Thermal Expansion of Solids, Liquids and Gases

Thermal expansion explains why bridges need gaps, why thermometers work and why power lines sag on hot afternoons. It is a Core subtopic with no equation, so all its marks come from explanation and application. That is precisely where weaker answers fall apart.

Why do materials expand when heated?

Heating gives particles more kinetic energy, so they vibrate (solids) or move (liquids and gases) more vigorously. The particles push slightly further apart on average, so the whole material takes up more space. The particles themselves never get bigger: only the spacing between them increases. That sentence is the single most important mark in this subtopic.

For the same temperature rise, the order of expansion is fixed:

State	Relative expansion	Reason
Solid	Smallest	Strong forces hold particles in fixed positions
Liquid	Medium	Weaker forces; particles can move apart more
Gas	Largest	Negligible forces; particles free to spread out

Gases expand far more than liquids, and liquids more than solids. Learn that order in both directions, because multiple-choice questions reverse it deliberately.

Where does thermal expansion show up in real life?

Applications and problems both score. Useful: liquid-in-glass thermometers (mercury or alcohol expands up a narrow capillary tube). Problematic: railway tracks and bridges need expansion gaps or rollers; overhead cables are strung slack so they can contract on cool nights without snapping; concrete pavements crack without spacing joints. In Malaysia, the Penang Bridge’s expansion joints handle daily heating to well above 30 °C, a natural local example for an applications answer.

Worked Exam Question

A steel bridge is built with small gaps between sections of the roadway. (a) Explain, in terms of particles, why the steel expands on a hot day. [2] (b) Explain why the gaps are needed. [2]

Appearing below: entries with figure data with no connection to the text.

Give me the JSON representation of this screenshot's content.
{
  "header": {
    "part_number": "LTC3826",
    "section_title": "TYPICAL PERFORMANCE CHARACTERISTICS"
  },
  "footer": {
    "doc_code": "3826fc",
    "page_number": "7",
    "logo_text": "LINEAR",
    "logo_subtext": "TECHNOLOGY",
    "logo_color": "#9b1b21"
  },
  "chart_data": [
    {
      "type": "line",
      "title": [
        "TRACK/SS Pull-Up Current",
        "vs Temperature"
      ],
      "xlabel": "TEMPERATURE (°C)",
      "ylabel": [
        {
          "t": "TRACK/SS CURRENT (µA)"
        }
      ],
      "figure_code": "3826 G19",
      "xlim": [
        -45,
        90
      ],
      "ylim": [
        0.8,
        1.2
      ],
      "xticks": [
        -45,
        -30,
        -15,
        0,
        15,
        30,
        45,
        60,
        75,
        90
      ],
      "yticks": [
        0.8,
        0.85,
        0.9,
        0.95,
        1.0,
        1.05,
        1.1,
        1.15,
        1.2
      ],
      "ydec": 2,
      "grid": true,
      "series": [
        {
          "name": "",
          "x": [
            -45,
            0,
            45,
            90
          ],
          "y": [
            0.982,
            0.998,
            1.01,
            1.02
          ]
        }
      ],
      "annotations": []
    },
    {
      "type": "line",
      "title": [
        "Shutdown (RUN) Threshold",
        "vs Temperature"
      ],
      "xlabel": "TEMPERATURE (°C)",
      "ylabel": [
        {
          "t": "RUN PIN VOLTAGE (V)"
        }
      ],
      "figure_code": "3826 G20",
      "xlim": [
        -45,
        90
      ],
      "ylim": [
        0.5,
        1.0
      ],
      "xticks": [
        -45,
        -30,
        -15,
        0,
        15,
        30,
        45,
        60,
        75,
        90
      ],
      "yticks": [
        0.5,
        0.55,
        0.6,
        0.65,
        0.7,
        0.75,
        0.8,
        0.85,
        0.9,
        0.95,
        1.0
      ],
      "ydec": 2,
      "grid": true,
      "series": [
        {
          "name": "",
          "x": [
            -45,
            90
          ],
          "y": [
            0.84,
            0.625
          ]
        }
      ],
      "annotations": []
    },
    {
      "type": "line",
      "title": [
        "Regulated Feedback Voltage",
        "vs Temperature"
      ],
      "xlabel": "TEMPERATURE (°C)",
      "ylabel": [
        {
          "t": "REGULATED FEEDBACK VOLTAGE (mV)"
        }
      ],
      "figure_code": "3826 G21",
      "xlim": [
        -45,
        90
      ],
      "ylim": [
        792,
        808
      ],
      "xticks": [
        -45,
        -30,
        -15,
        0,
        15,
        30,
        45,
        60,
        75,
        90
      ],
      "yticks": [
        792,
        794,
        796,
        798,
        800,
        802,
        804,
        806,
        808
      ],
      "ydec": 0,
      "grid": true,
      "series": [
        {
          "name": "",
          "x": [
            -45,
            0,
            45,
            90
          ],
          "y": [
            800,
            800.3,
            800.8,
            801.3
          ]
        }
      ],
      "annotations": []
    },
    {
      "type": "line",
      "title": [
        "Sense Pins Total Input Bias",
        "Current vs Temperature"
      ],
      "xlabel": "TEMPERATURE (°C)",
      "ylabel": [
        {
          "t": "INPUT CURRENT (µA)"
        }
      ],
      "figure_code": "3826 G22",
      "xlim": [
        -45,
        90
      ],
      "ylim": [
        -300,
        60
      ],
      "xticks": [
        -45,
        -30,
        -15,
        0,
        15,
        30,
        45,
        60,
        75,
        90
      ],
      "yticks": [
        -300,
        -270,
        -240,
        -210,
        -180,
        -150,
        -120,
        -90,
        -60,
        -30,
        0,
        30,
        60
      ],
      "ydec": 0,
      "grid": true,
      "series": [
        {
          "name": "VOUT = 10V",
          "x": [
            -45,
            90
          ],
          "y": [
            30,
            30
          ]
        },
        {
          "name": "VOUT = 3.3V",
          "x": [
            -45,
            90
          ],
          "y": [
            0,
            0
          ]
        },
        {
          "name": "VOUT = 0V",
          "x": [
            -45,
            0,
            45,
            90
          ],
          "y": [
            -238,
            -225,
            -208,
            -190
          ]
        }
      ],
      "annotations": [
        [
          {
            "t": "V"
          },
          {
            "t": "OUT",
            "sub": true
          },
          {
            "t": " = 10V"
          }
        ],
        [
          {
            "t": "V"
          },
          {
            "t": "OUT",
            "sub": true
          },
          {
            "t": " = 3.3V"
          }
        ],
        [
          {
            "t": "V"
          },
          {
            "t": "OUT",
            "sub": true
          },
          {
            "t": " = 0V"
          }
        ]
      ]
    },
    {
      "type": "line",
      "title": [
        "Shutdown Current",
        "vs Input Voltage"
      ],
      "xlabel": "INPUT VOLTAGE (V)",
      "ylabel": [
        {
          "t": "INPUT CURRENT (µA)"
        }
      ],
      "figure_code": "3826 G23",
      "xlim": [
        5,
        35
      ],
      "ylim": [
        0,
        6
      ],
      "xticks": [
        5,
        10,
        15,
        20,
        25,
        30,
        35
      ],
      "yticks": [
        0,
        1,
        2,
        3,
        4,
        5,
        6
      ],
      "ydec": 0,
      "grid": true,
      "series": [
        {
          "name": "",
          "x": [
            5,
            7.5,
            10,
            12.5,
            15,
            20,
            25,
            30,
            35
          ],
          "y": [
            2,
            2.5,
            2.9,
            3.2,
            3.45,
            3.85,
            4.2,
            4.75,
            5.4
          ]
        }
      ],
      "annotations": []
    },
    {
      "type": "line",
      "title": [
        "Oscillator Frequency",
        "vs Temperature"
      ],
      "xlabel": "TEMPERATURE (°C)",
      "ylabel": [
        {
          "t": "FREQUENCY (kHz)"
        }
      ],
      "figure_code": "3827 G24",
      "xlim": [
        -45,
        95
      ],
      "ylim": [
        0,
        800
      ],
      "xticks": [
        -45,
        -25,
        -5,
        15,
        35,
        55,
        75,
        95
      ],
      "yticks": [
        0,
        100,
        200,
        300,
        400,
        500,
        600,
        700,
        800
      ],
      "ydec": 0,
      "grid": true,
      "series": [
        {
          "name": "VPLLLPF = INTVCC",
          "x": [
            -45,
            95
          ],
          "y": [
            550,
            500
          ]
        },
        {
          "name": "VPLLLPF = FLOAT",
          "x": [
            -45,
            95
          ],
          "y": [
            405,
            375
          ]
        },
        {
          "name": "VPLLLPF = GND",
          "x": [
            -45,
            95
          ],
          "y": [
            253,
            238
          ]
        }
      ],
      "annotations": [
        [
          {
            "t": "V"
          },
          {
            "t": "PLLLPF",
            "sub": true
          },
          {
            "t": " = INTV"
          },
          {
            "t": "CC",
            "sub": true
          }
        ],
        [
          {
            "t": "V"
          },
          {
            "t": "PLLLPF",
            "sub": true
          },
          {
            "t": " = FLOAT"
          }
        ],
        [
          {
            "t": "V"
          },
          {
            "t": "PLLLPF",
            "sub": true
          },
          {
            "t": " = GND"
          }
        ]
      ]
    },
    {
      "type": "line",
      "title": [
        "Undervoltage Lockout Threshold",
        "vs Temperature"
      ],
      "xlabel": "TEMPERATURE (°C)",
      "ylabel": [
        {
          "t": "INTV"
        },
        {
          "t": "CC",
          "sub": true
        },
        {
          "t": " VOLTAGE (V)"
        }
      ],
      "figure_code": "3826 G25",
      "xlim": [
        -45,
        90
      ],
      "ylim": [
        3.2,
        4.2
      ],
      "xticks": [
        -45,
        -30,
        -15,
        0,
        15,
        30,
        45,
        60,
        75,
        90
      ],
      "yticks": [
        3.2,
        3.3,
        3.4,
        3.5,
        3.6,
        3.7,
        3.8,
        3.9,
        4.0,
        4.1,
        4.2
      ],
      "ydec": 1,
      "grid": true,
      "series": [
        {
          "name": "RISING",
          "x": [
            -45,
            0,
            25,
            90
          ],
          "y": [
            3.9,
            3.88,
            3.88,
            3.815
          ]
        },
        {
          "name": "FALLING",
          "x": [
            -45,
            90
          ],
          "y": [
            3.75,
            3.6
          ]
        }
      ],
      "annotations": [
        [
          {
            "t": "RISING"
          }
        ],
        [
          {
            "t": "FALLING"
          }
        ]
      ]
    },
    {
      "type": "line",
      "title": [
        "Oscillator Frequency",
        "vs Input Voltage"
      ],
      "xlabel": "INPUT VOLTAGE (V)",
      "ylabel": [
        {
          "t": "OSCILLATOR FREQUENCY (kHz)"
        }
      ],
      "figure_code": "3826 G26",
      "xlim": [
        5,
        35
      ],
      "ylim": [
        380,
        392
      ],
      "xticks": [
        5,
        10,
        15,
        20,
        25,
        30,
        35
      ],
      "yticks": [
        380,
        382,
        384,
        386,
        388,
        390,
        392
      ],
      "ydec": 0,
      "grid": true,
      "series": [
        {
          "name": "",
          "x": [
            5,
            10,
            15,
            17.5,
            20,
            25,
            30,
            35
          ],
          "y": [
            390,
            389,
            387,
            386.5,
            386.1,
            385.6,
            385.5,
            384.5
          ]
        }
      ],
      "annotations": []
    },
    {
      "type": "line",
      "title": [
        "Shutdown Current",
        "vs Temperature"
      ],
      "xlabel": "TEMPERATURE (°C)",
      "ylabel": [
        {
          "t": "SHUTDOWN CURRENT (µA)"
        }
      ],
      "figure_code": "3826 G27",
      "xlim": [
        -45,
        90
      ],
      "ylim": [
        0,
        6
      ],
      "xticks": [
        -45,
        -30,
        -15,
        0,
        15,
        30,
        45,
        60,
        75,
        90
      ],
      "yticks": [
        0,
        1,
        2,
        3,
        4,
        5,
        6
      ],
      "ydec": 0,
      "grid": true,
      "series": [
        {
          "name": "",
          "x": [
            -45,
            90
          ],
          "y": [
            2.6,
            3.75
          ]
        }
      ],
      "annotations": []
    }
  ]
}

Model answer: (a) On a hot day the steel’s particles gain kinetic energy and vibrate with larger amplitude. The average separation between particles increases, so the steel expands. (b) The gaps give each section space to expand into. Without gaps, the expanding sections would push against each other and the roadway would buckle or crack.

Mark scheme:

• B1: particles vibrate more / with greater amplitude when heated
• B1: average particle separation increases (NOT “particles expand”)
• B1: gaps allow room for expansion
• B1: without gaps, forces between sections cause buckling/cracking/damage

Common Mistakes

• Writing “the particles expand” or “the atoms get bigger”. Particles stay the same size; spacing increases. This error voids the mark every time.
• Saying “heat rises” or treating expansion as the material gaining mass. Mass never changes during expansion; density decreases because volume increases.
• Reversing the solid, liquid, gas order of expansion in multiple choice.
• Giving an application without the physics. “Bridges have gaps” alone scores nothing; the buckling consequence earns the second mark.
• Confusing expansion with melting. Expansion is a size change within one state, not a change of state.

Exam Technique Tip

Expansion questions are usually worth 2 marks split as mechanism + consequence. Train a two-sentence template: sentence one explains the particle behaviour, sentence two states the visible effect or engineering fix. The command word matters: “state” needs the fact only, “explain” needs the particle mechanism. Matching answer length to command word is the fastest mark-efficiency gain in this subtopic.

How This Is Examined

Thermal expansion is Core content, so it appears on Papers 1 and 3 and stays fully in play for Extended candidates on Papers 2 and 4. Expect one multiple-choice item most sessions, usually the expansion-order comparison or a thermometer application. Papers 3 and 4 set short 2-4 mark explain questions like the worked example, and expansion sometimes opens a longer thermal question before heat capacity takes over. There is no set practical, so Papers 5 and 6 rarely test it directly. A no-equation subtopic still delivers some of the cheapest marks in Thermal Physics: pure recall plus one rehearsed explanation pattern.